Trend-follower family

Moving-average crossover signals are derived from the intersection of two price moving averages at different lookbacks and are classified as trend-following (Murphy, Technical Analysis of the Financial Markets, 1999; Kirkpatrick & Dahlquist, Technical Analysis, 3rd ed. 2015). This construction overlaps with MACD, which is the difference of two EMAs (Appel, Technical Analysis: Power Tools for Active Investors, 2005); stacking MA crossover with MACD in the same direction produces correlated rather than independent evidence.

What would likely rescue this signal

This block calls out the data or conditions that could turn a technically weak signal into a usable one in a composite screen.
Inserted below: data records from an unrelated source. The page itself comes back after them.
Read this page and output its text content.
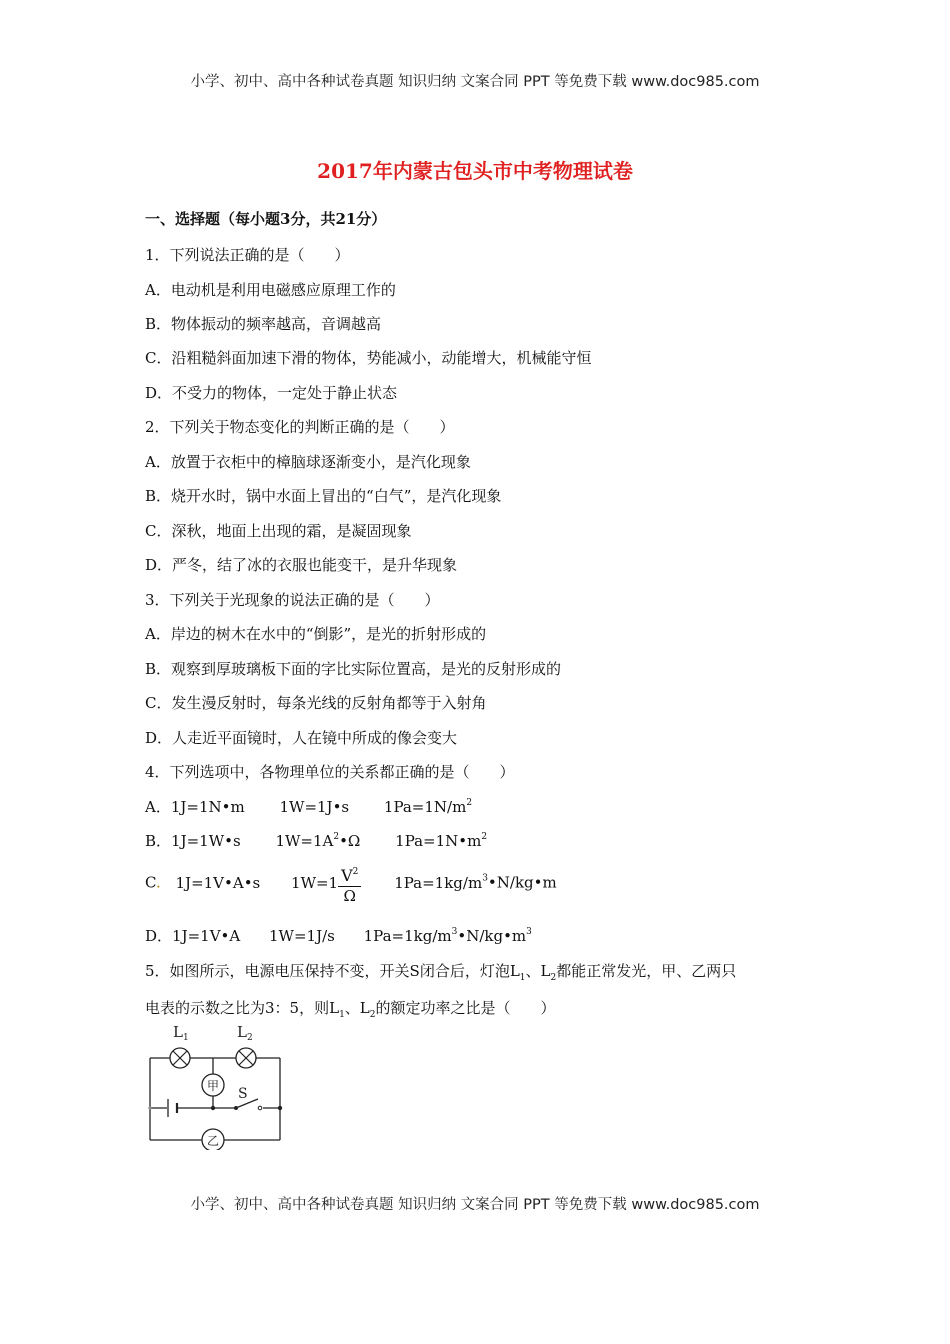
小学、初中、高中各种试卷真题 知识归纳 文案合同 PPT 等免费下载 www.doc985.com
2017年内蒙古包头市中考物理试卷
一、选择题（每小题3分，共21分）
1．下列说法正确的是（　　）
A．电动机是利用电磁感应原理工作的
B．物体振动的频率越高，音调越高
C．沿粗糙斜面加速下滑的物体，势能减小，动能增大，机械能守恒
D．不受力的物体，一定处于静止状态
2．下列关于物态变化的判断正确的是（　　）
A．放置于衣柜中的樟脑球逐渐变小，是汽化现象
B．烧开水时，锅中水面上冒出的“白气”，是汽化现象
C．深秋，地面上出现的霜，是凝固现象
D．严冬，结了冰的衣服也能变干，是升华现象
3．下列关于光现象的说法正确的是（　　）
A．岸边的树木在水中的“倒影”，是光的折射形成的
B．观察到厚玻璃板下面的字比实际位置高，是光的反射形成的
C．发生漫反射时，每条光线的反射角都等于入射角
D．人走近平面镜时，人在镜中所成的像会变大
4．下列选项中，各物理单位的关系都正确的是（　　）
A．1J=1N•m 1W=1J•s $1Pa=1N/m^2$
B．1J=1W•s $1W=1A^2•\Omega$ $1Pa=1N•m^2$
C. 1J=1V•A•s $1W=1 \frac{V^2}{\Omega}$ $1Pa=1kg/m^3•N/kg•m$
D．1J=1V•A 1W=1J/s $1Pa=1kg/m^3•N/kg•m^3$
5．如图所示，电源电压保持不变，开关S闭合后，灯泡$L_1$、$L_2$都能正常发光，甲、乙两只
电表的示数之比为3：5，则$L_1$、$L_2$的额定功率之比是（　　）
L 1	L 2
甲 S
乙
小学、初中、高中各种试卷真题 知识归纳 文案合同 PPT 等免费下载 www.doc985.com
Based on signal mechanics and the observed failure patterns above; individual combinations are not yet backtested.

  • Use as confirmation filter, not entry triggerThe signals natural home is as a regime gate: take MACD bullish trades only when the 50DMA is above the 200DMA, or take RSI bearish only during death-cross regime. Layered onto other triggers, MA crossover improves precision without its own weak short-horizon returns doing damage.
  • Volume confirmation for bearish death crossDeath crosses on expanding volume are more decisive than on contracting volume (the latter is often a late-stage rollover that is about to bounce). A filter requiring volume above 1.2x the 20d average during the week the cross prints would sharpen the bearish signal.
  • Faster MA parametersA formal parameter grid search (20/50, 50/150, 50/200, 100/200) would reveal whether the lag issue can be reduced by going faster without losing too much signal-to-noise.
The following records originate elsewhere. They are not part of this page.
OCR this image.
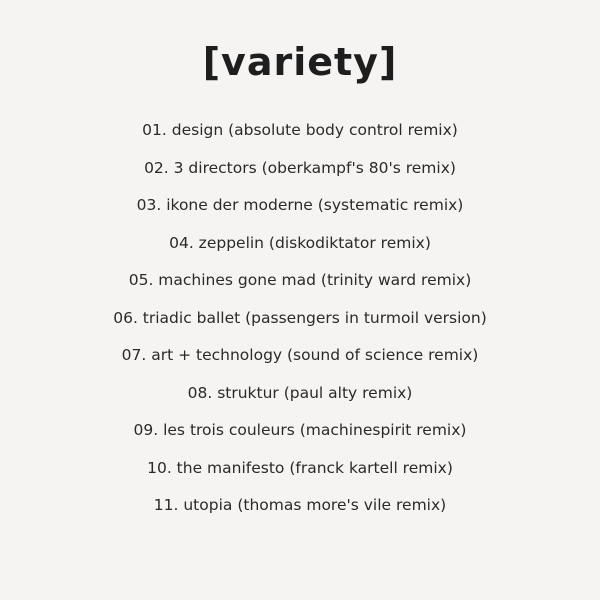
[variety]
01. design (absolute body control remix)
02. 3 directors (oberkampf's 80's remix)
03. ikone der moderne (systematic remix)
04. zeppelin (diskodiktator remix)
05. machines gone mad (trinity ward remix)
06. triadic ballet (passengers in turmoil version)
07. art + technology (sound of science remix)
08. struktur (paul alty remix)
09. les trois couleurs (machinespirit remix)
10. the manifesto (franck kartell remix)
11. utopia (thomas more's vile remix)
See also Why technical-only signals don't survive on their own for the broader argument.

5 · Before you act — a 5-point checklist

  1. Normal trading day? Rule out earnings (within ±3 days), ex-dividend, or known corporate-action dates — the signal is almost certainly reading noise, not momentum, in those windows.
  2. Where is price vs its own 50 / 200 DMA? A trend signal is only as credible as the underlying trend it claims to confirm. Check the 200DMA orientation before acting.
  3. What's the sector breadth doing? An isolated signal in a broadly down-trending sector is a lower-confidence setup than one firing with the rest of its peer group.
  4. Is ADV20 enough for your size? If the trigger is on a $500M name and you want to move $1M notional, you're the tape. Consider adv20d ≥ 5% of your intended position.
  5. What invalidates you? Define a price level (for longs: a close below the trigger-day low; for shorts: close above the trigger-day high) and honor it. The backtest alpha is an average; any one trade can be at either tail.

Execution notes

MA crossover is a lagging structural indicator — not a timing signal. Best use: regime gate that tells you which side of the market structure favors your other triggers. The 1-year alpha numbers are the headline; the 20-day numbers are noise around a structural state. Entry open T+1 if traded directly.